Monday, 27 November 2017 16:26

Turkish President Recep Tayyip Erdoğan urged the Turkish main opposition party, the Republican People's Party (CHP), to present evidence that he has the off-shore bank accounts on Sunday in response to CHP’s accusations.

Earlier in the month, CHP Leader Kemal Kılıcdaroğlu said that members of Erdoğan’s family and his former executive assistants allegedly have transferred millions of dollars to an off-shore company.

"If Tayyip Erdoğan has a single penny abroad, he should prove it. If proven, I will not stay in this presidential post for even one minute … In which off-shore bank does Tayyip Erdogan have an account? Prove it. If you cannot prove it, you yourself will have to quit politics. If you do, I will quit politics and my post in the presidency,” Erdoğan said.

Erdoğan’s lawyers have filed a complaint against the CHP leader on Friday and demanded a compensation for the claims.

CORRUPTION AND BRIBERY

Bribery and corruption allegations about Erdoğan and his family are particularly concentrated in energy and transportation sectors. Erdoğan appointed his son-in-law, Berat Albayrak, as Energy Minister in incumbent government. A senior government advisor is said to have confided to a journalist that Erdoğan took advantage of the privatisation of a state oil refinery, according to U.S. diplomatic documents that were leaked by Wikileaks.

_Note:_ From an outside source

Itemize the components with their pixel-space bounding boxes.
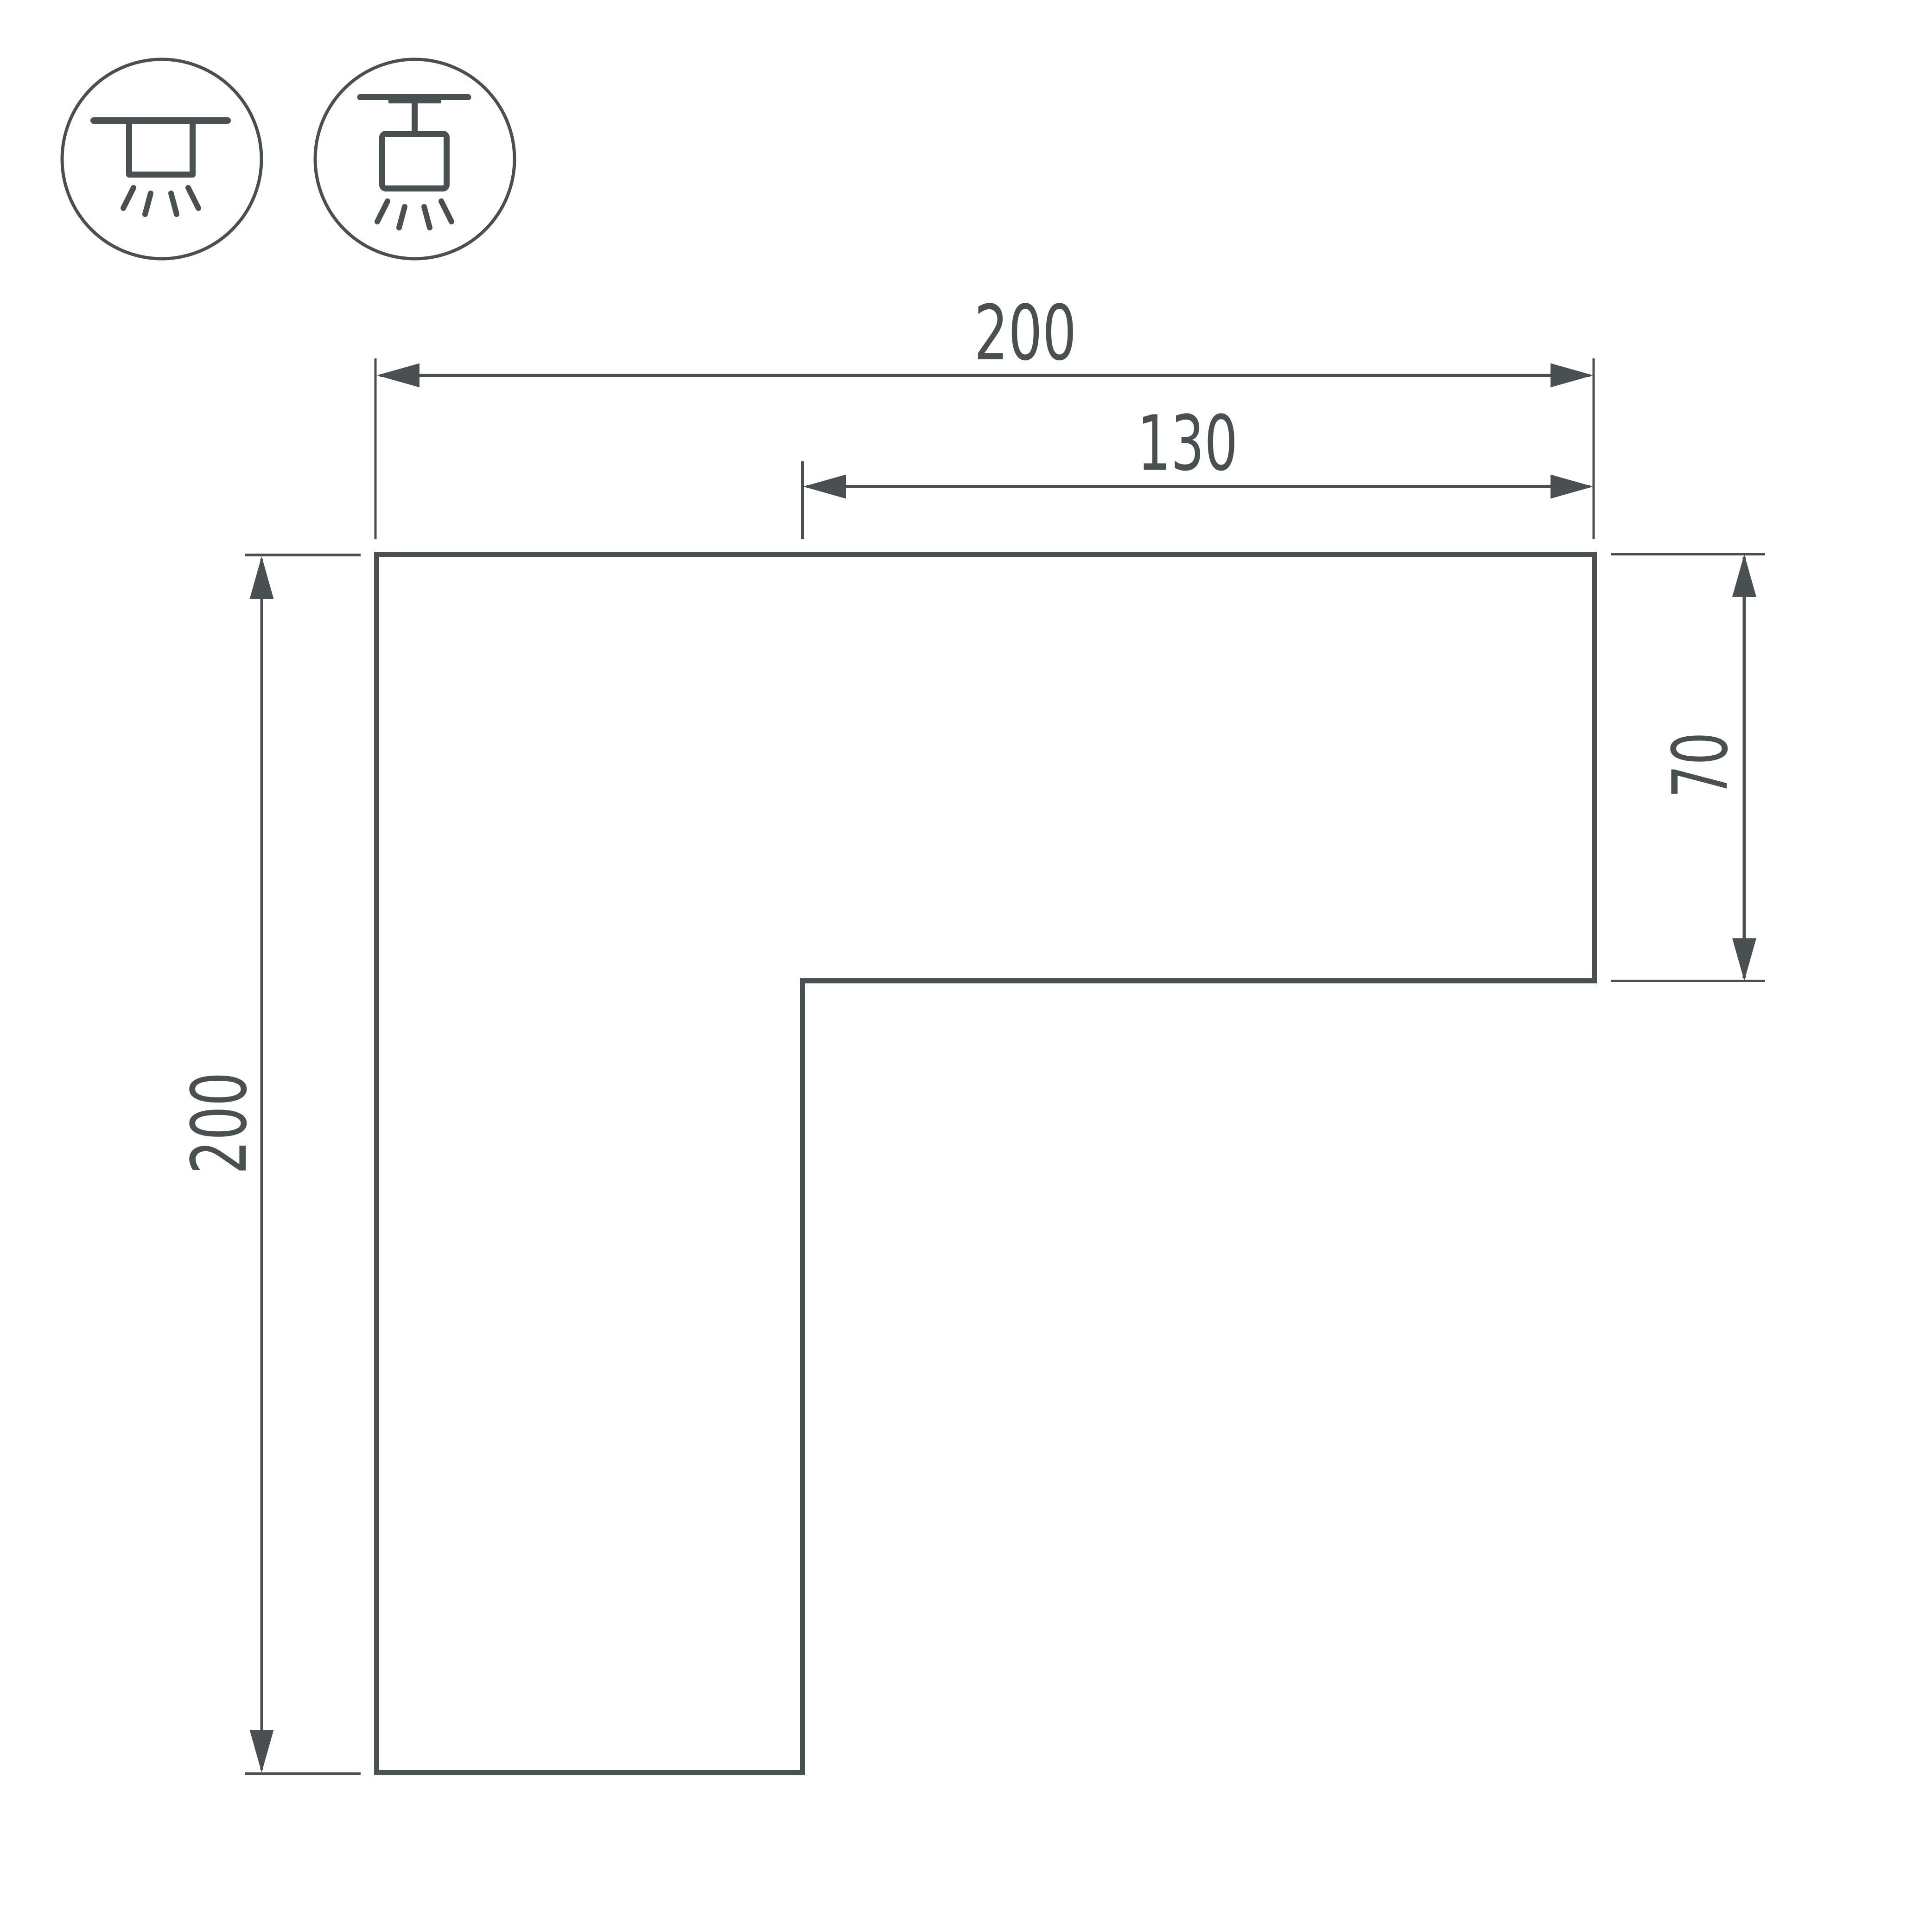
- arrowhead-down-icon: [1732, 938, 1756, 981]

In 2010, leaked cables said Erdoğan had eight accounts in Swiss banks. The classified cable, released this week by WikiLeaks, is dated Dec. 30, 2004, from then-U.S. Ambassador Eric Edelman. It says: "We have heard from two contacts that Erdogan has eight accounts in Swiss banks; his explanations that his wealth comes from the wedding presents guests gave his son and that a Turkish businessman is paying the educational expenses of all four Erdogan children in the U.S. purely altruistically are lame." Another U.S. diplomatic cable, dated Feb. 27, 2009, claimed that Erdoğan's 'friends' were benefiting from Turkey's business deals with Iran. One friend from his days at a religious school was head of a Turkish company that had entered a joint venture with Iran to develop gas and build pipelines, the memo said.

On Dec. 17, 2013, Turkish prosecutors charged gold trader Reza Zarrab with bribing Turkish ministers with ties to then-Prime Minister Recep Tayyip Erdoğan, charges which were later dropped following a switch in the prosecutorial team. 

In February 2014, recordings of five telephone conversations appeared on YouTube alleged to be between Erdoğan and his son, Bilal Erdoğan. The conversations are said to have taken place Dec. 17 and 18. A heated controversy erupted after the release on YouTube of the audio recordings in which Erdoğan was reportedly heard telling his son, Bilal, to urgently get rid of tens of millions of dollars. Erdogan has claimed the recordings were a montage but the experts begged to differ.

In the alleged tapes of the Erdoğan's telephone conversations, it sounds as though the prime minister has asked his son to remove $1 billion from the homes of family members and conceal it.

Erdoğan launched a purge, which is ongoing, of the Turkish judiciary and police force to cleanse it of officials involved in the investigation. Erdoğan praised Zarrab as a philanthropist, charges were dropped and he was later awarded a prize for exporter of the year by the government.